Here are some key facts about the 72-year-old Slim, who built his empire by purchasing troubled companies and turning them around.
* Slim had a tougher year in 2011, losing $5 billion of his net worth compared with 2010, according to Forbes. Since joining the world's top 10 richest in 2005, it was the first time Slim's fortunes have decoupled from the Mexican economy, which grew above trend last year.
* Regulators fined his Telcel mobile unit about $1 billion, a sanction which is still pending. They also stymied his plans to enter Mexico's television market and forced him to slash the fees he charges rivals to use his phone network.
* His cash-making juggernaut America Movil has slowed dramatically. Annual growth in earnings before interest, tax, depreciation and amortization (EBITDA) at the company has shrunk from 51 percent in the first quarter of 2007 to 3.9 percent in the fourth quarter of 2011.
* A report in January from the Organisation for Co-operation and Development added to pressure on Slim, saying that from 2005 to 2009, Mexican consumers overpaid for phone and Internet services by $13.4 billion, with high fees disproportionately hitting the poor.
* Born in Mexico on January 28, 1940, and an engineer by profession, Slim is the son of a Lebanese immigrant who built a small fortune by purchasing properties at cheap prices during the Mexican Revolution.

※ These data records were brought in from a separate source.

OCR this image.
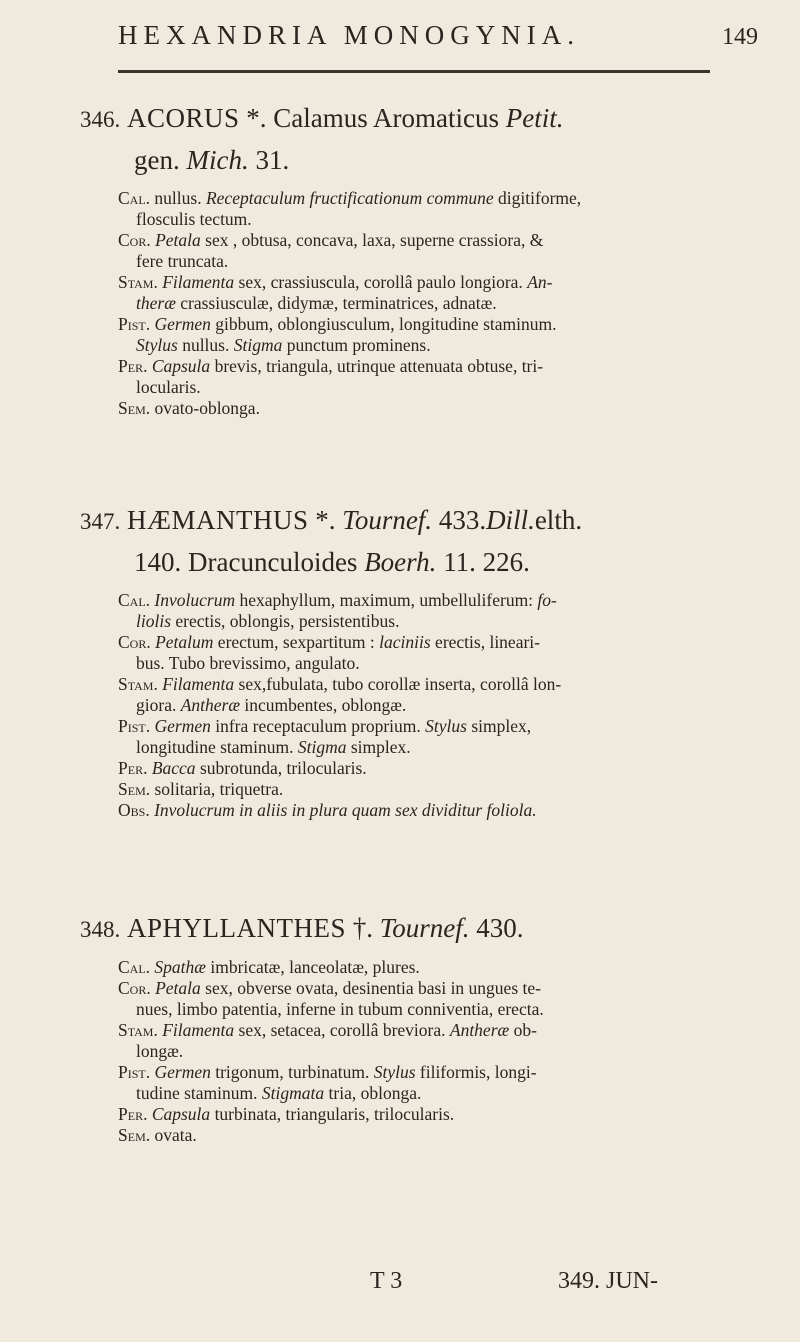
HEXANDRIA MONOGYNIA.	149
346. ACORUS *. Calamus Aromaticus Petit.
gen. Mich. 31.
Cal. nullus. Receptaculum fructificationum commune digitiforme,
flosculis tectum.
Cor. Petala sex , obtusa, concava, laxa, superne crassiora, &
fere truncata.
Stam. Filamenta sex, crassiuscula, corollâ paulo longiora. An-
theræ crassiusculæ, didymæ, terminatrices, adnatæ.
Pist. Germen gibbum, oblongiusculum, longitudine staminum.
Stylus nullus. Stigma punctum prominens.
Per. Capsula brevis, triangula, utrinque attenuata obtuse, tri-
locularis.
Sem. ovato-oblonga.
347. HÆMANTHUS *. Tournef. 433.Dill.elth.
140. Dracunculoides Boerh. 11. 226.
Cal. Involucrum hexaphyllum, maximum, umbelluliferum: fo-
liolis erectis, oblongis, persistentibus.
Cor. Petalum erectum, sexpartitum : laciniis erectis, lineari-
bus. Tubo brevissimo, angulato.
Stam. Filamenta sex,fubulata, tubo corollæ inserta, corollâ lon-
giora. Antheræ incumbentes, oblongæ.
Pist. Germen infra receptaculum proprium. Stylus simplex,
longitudine staminum. Stigma simplex.
Per. Bacca subrotunda, trilocularis.
Sem. solitaria, triquetra.
Obs. Involucrum in aliis in plura quam sex dividitur foliola.
348. APHYLLANTHES †. Tournef. 430.
Cal. Spathæ imbricatæ, lanceolatæ, plures.
Cor. Petala sex, obverse ovata, desinentia basi in ungues te-
nues, limbo patentia, inferne in tubum conniventia, erecta.
Stam. Filamenta sex, setacea, corollâ breviora. Antheræ ob-
longæ.
Pist. Germen trigonum, turbinatum. Stylus filiformis, longi-
tudine staminum. Stigmata tria, oblonga.
Per. Capsula turbinata, triangularis, trilocularis.
Sem. ovata.
T 3	349. JUN-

* Despite his immense wealth - equivalent to nearly 6 percent of Mexico's annual economic output - the father of six keeps a fairly discreet security staff and, unlike many other Mexican businessmen, avoids ostentatious displays of wealth.
* Slim's three sons - Carlos, Marco Antonio and Patricio - hold key positions at his companies Telmex, the fixed-line phone giant, America Movil and conglomerate Grupo Carso.

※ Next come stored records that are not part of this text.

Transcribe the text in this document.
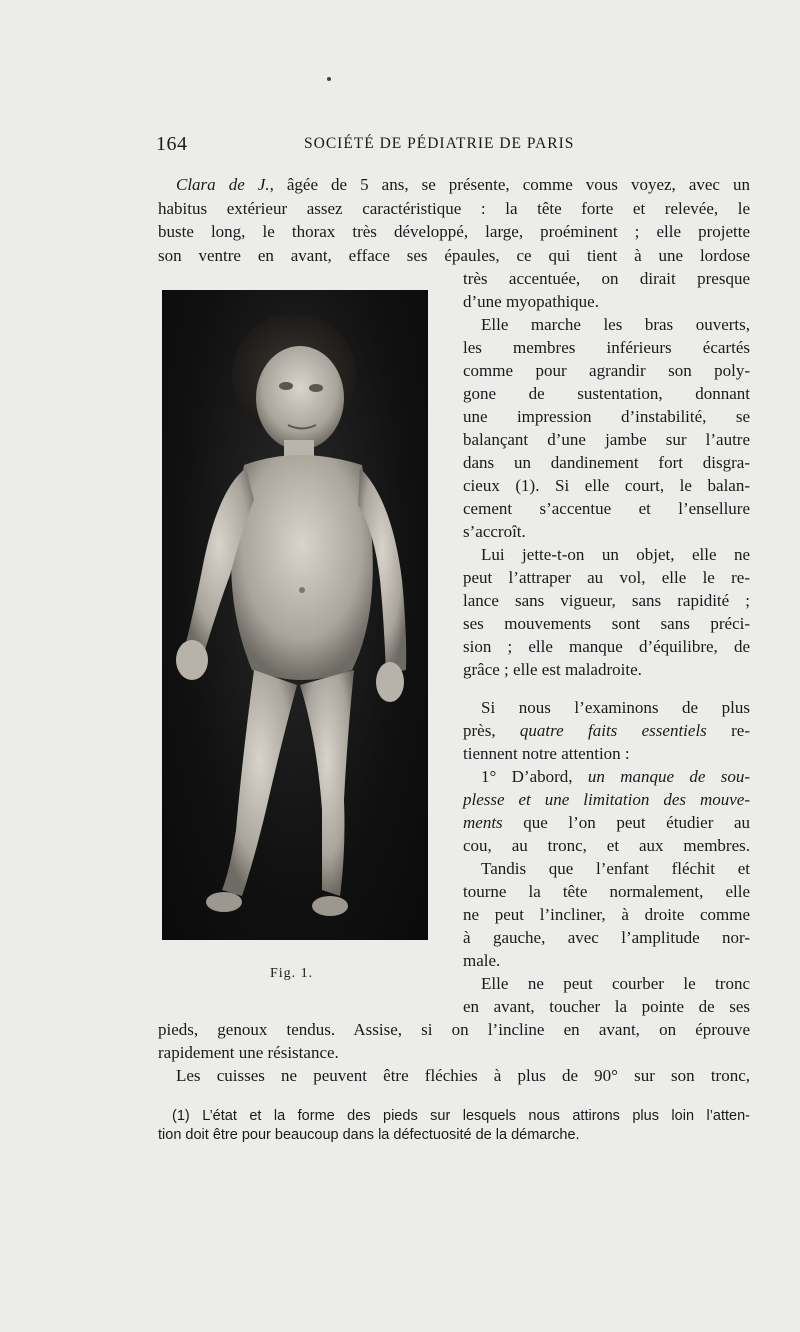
164	SOCIÉTÉ DE PÉDIATRIE DE PARIS
Clara de J., âgée de 5 ans, se présente, comme vous voyez, avec un
habitus extérieur assez caractéristique : la tête forte et relevée, le
buste long, le thorax très développé, large, proéminent ; elle projette
son ventre en avant, efface ses épaules, ce qui tient à une lordose
Fig. 1.
très accentuée, on dirait presque
d’une myopathique.
Elle marche les bras ouverts,
les membres inférieurs écartés
comme pour agrandir son poly-
gone de sustentation, donnant
une impression d’instabilité, se
balançant d’une jambe sur l’autre
dans un dandinement fort disgra-
cieux (1). Si elle court, le balan-
cement s’accentue et l’ensellure
s’accroît.
Lui jette-t-on un objet, elle ne
peut l’attraper au vol, elle le re-
lance sans vigueur, sans rapidité ;
ses mouvements sont sans préci-
sion ; elle manque d’équilibre, de
grâce ; elle est maladroite.
Si nous l’examinons de plus
près, quatre faits essentiels re-
tiennent notre attention :
1° D’abord, un manque de sou-
plesse et une limitation des mouve-
ments que l’on peut étudier au
cou, au tronc, et aux membres.
Tandis que l’enfant fléchit et
tourne la tête normalement, elle
ne peut l’incliner, à droite comme
à gauche, avec l’amplitude nor-
male.
Elle ne peut courber le tronc
en avant, toucher la pointe de ses
pieds, genoux tendus. Assise, si on l’incline en avant, on éprouve
rapidement une résistance.
Les cuisses ne peuvent être fléchies à plus de 90° sur son tronc,
(1) L’état et la forme des pieds sur lesquels nous attirons plus loin l’atten-
tion doit être pour beaucoup dans la défectuosité de la démarche.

* The tycoon also has stakes in a host of companies ranging from New York Times Co, retailer Saks Inc, mining firm Frisco and banking firm Grupo Financiero Inbursa.

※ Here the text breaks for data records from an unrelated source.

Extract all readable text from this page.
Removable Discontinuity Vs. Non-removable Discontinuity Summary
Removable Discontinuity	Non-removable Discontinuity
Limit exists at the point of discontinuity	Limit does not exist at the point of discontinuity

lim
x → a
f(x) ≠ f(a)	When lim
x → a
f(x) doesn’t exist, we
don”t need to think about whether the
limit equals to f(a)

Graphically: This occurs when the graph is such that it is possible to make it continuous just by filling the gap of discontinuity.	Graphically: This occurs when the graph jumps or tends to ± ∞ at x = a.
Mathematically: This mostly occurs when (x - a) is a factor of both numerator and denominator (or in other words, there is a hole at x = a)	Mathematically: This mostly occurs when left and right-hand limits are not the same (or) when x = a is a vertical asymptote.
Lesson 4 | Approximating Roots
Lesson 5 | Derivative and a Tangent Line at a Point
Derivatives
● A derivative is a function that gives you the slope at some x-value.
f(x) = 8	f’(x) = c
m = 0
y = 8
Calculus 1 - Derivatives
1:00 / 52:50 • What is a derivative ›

* An avid art collector, he is believed to own the largest number of sculptures by Auguste Rodin outside France. These are displayed at a newly built museum in Mexico City, named after Slim's late wife, Soumaya.
* Slim has channeled billions of dollars into philanthropic causes, but keeps a tighter rein on his fortune than his U.S. peers Bill Gates and Warren Buffett, famously saying that businessmen did more good by creating jobs and investment than "by being Santa Claus."